Manchmal mache ich um die Bücher, die in den Feuilletons gefeiert werden, erst einmal einen großen Bogen. Vielleicht hat das mit einer alten Messdiener-Weisheit zu tun, die da lautet: „Zu viel Weihrauch schwärzt den Heiligen“. Bei Saša Stanišić, dem deutsch-bosnischen Schriftsteller, wäre diese Vorsicht nicht nötig gewesen. Sein Buch „Herkunft“ ist vor fünf Jahren, im Jahr 2019, im Verlag Luchterhand erschienen, dem Hardcover folgten eine Fülle von Preisen und die Taschenbuchausgabe bei btb – und bei mir, aus welchen Gründen auch immer, eine längere Liegezeit des Buches im Regal. Ich habe mich so fünf Jahre lang um ein großes Vergnügen gebracht.

„Herkunft“ ist ein Mosaik-Buch, ein literarisches Wimmelbild, eine fiktionale Autobiographie. Stanišić erzählt in vielen kleinen Geschichten davon, wie unser Geburtsort, unsere Eltern und Großeltern, die Zeitgeschichte, die Schulfreunde und Nachbarn Spuren und Eindrücke in uns hinterlassen. Sein Vater war Serbe, seine Mutter aus einer bosniakisch-muslimischen Familie: „Ich war ein Kind des Vielvölkerstaates, Ertrag und Bekenntnis zweier einander zugeneigter Menschen, die der jugoslawische Melting Pot befreit hatte von den Zwängen unterschiedlicher Herkunft und Religion.“ Stanišić erzählt wie beiläufig, manchmal blitzt in nur einem Satz etwas auf von den Schmerzen, den Freuden und den Verwirrungen des Lebens. „Herkunft“ ist ein Buch über Abschied und Ankunft – ein Buch über den Abschied von seiner dementen Großmutter, die die Erinnerung an ihre Heimat verliert, und ein Buch über seine Ankunft in Deutschland, wo er bei der Ausländerbehörde einen handgeschriebenen Lebenslauf einzureichen hat. Stanišić schreibt und verwirft und verwirft und schreibt – und dieser kreativen Mühsal für die Behörde ist wohl das fabelhafte Buch „Herkunft“ zu verdanken.

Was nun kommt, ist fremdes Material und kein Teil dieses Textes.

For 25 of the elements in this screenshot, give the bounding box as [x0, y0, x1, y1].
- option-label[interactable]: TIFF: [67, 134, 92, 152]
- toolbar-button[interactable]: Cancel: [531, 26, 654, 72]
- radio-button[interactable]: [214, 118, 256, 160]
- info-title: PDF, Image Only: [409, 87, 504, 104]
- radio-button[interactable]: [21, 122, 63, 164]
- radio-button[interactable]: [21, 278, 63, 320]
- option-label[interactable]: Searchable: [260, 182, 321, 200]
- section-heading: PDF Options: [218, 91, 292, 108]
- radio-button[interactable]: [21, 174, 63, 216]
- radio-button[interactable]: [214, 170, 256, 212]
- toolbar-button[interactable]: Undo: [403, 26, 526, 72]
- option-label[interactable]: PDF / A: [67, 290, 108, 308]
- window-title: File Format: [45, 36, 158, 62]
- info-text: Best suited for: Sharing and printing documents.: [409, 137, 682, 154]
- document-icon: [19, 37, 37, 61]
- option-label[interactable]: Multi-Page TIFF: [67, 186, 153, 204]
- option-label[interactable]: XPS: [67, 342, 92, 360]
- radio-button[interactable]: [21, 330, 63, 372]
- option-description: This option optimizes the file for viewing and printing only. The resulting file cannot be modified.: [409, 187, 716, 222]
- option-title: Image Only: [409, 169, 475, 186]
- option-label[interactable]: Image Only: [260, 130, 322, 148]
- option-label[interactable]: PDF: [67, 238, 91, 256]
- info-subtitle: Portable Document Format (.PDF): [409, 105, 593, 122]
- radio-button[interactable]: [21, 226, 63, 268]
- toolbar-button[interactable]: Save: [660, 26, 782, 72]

Das neueste Buch von Stanišić, ein Band mit Erzählungen, heißt „Möchte die Witwe angesprochen werden, platziert sie auf dem Grab die Gießkanne mit dem Ausguss nach vorne“ und ist 2024 im Luchterhand-Verlag erschienen. Diesmal werde ich mit der Lektüre nicht so lange warten wie bei der „Herkunft“.

Saša Stanišić: Herkunft. Das Buch ist 2020 bei btb als Taschenbuch erschienen, hat 368 Seiten und kostet 12 Euro.